Book Review

A Date with Darcy – Tiffany Schmidt

Book Title: A Date with Darcy

Series:  (Bookish Boyfriends #1)

Author: Tiffany Schmidt

Goodreads Link: Click here

bookish boyfriends

Star Rating: gold stargold stargold star empty star empty star – Pleasant teen novel

Disclaimer: I received this book free from Netgalley in return for an honest review.

I have to admit, as a lifelong reader I’ve had my share of bookish boyfriends. I’ve had cause to agree with the statement, “Boys are so much better in books”. You all know what I’m talking about, and we’ve all got our favorites. Mr. Darcy? Mr. Rochester? Name your poison. This book takes that very sentiment and runs with it.  Here is the description:

Merrilee Campbell, 16, thinks boys are better in books, chivalry is dead, and there’d be nothing more romantic than having just one guy woo her like the heroes in classic stories. She’s about to get the chance to test these daydreams when she, her best friend, Eliza, and her younger sister, Rory, transfer into Reginald R. Hero High, where all their fantasies come true—often with surprising consequences. 

I will admit that this book is simply not written for me.

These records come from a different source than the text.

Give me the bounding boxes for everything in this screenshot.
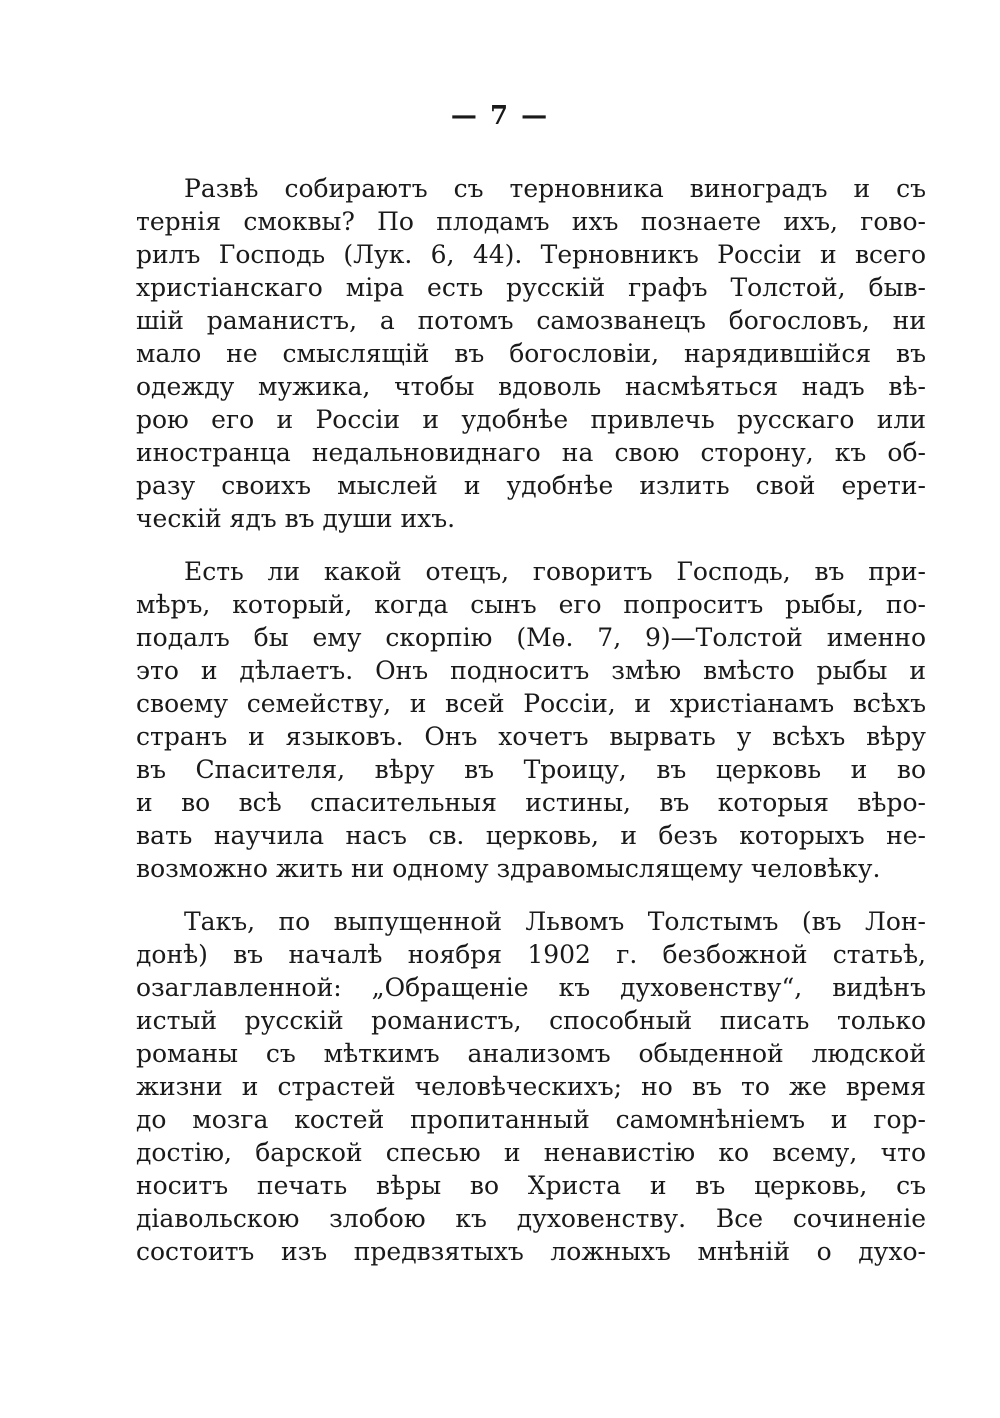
text-line: это и дѣлаетъ. Онъ подноситъ змѣю вмѣсто рыбы и	[136, 656, 926, 685]
text-line: странъ и языковъ. Онъ хочетъ вырвать у всѣхъ вѣру	[136, 722, 926, 751]
text-line: своему семейству, и всей Россіи, и христіанамъ всѣхъ	[136, 689, 926, 718]
text-line: жизни и страстей человѣческихъ; но въ то же время	[136, 1072, 926, 1101]
paragraph-1	[136, 172, 926, 535]
text-line: мало не смыслящій въ богословіи, нарядившійся въ	[136, 339, 926, 368]
text-line: и во всѣ спасительныя истины, въ которыя вѣро-	[136, 788, 926, 817]
text-line: истый русскій романистъ, способный писать только	[136, 1006, 926, 1035]
text-line: рилъ Господь (Лук. 6, 44). Терновникъ Россіи и всего	[136, 240, 926, 269]
text-line: ческій ядъ въ души ихъ.	[136, 504, 456, 533]
text-line: рою его и Россіи и удобнѣе привлечь русскаго или	[136, 405, 926, 434]
text-line: Есть ли какой отецъ, говоритъ Господь, въ при-	[184, 557, 926, 586]
text-line: вать научила насъ св. церковь, и безъ которыхъ не-	[136, 821, 926, 850]
text-line: мѣръ, который, когда сынъ его попроситъ рыбы, по-	[136, 590, 926, 619]
text-line: донѣ) въ началѣ ноября 1902 г. безбожной статьѣ,	[136, 940, 926, 969]
text-line: Развѣ собираютъ съ терновника виноградъ и съ	[184, 174, 926, 203]
text-line: Такъ, по выпущенной Львомъ Толстымъ (въ Лон-	[184, 907, 926, 936]
text-line: достію, барской спесью и ненавистію ко всему, что	[136, 1138, 926, 1167]
text-line: христіанскаго міра есть русскій графъ Толстой, быв-	[136, 273, 926, 302]
text-line: тернія смоквы? По плодамъ ихъ познаете ихъ, гово-	[136, 207, 926, 236]
text-line: озаглавленной: „Обращеніе къ духовенству“, видѣнъ	[136, 973, 926, 1002]
text-line: разу своихъ мыслей и удобнѣе излить свой ерети-	[136, 471, 926, 500]
text-line: подалъ бы ему скорпію (Мѳ. 7, 9)—Толстой именно	[136, 623, 926, 652]
text-line: въ Спасителя, вѣру въ Троицу, въ церковь и во	[136, 755, 926, 784]
paragraph-gap	[136, 885, 926, 905]
text-line: діавольскою злобою къ духовенству. Все сочиненіе	[136, 1204, 926, 1233]
text-line: романы съ мѣткимъ анализомъ обыденной людской	[136, 1039, 926, 1068]
page-number: — 7 —	[450, 101, 550, 131]
text-line: иностранца недальновиднаго на свою сторону, къ об-	[136, 438, 926, 467]
text-line: возможно жить ни одному здравомыслящему человѣку.	[136, 854, 881, 883]
text-line: состоитъ изъ предвзятыхъ ложныхъ мнѣній о духо-	[136, 1237, 926, 1266]
text-line: до мозга костей пропитанный самомнѣніемъ и гор-	[136, 1105, 926, 1134]
body-text	[136, 172, 926, 1268]
text-line: шій раманистъ, а потомъ самозванецъ богословъ, ни	[136, 306, 926, 335]
text-line: одежду мужика, чтобы вдоволь насмѣяться надъ вѣ-	[136, 372, 926, 401]
paragraph-gap	[136, 535, 926, 555]
paragraph-2	[136, 555, 926, 885]
text-line: носитъ печать вѣры во Христа и въ церковь, съ	[136, 1171, 926, 1200]
paragraph-3	[136, 905, 926, 1268]
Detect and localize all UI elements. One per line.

I had hoped that the references to books and familiar heroes would carry me through this story but I am an older woman, and this book is very much for teens. I would even venture to say that it is primarily for younger teens, not college age readers.  It was a pleasant and easy read, but I found it hard to generate any enthusiasm for the main character in particular. Merrilee is a girl who is obsessed with books, is quite boy crazy and as such she did not appeal to me. Merrilee is also astoundingly selfish. I found that hard to get past.

The book feels like an extended bookish meme come to life. The characters directly correspond to characters in Romeo & Juliet and Pride and Prejudice. Those similarities in characterization and plot can be heavy handed but are also somewhat superficial. It feels not so much like a re-telling as a direct translation into millennial terms.

I don’t think this is a badly written book. The author shows skill with pacing and delivery. She consistently held my interest and this book was never even close to becoming a DNF. In fact, I found myself anxiously waiting for bedtime when I could continue reading. I would like to see this author branch out and write something completely original and not tie herself to the confines of a plot and a reader that is expecting the same old story. I believe Ms. Schmidt will be good at something new.

Note: This book was originally reviewed under the working title of Bookish Boyfriends. That name has now changed and I have revised my review accordingly.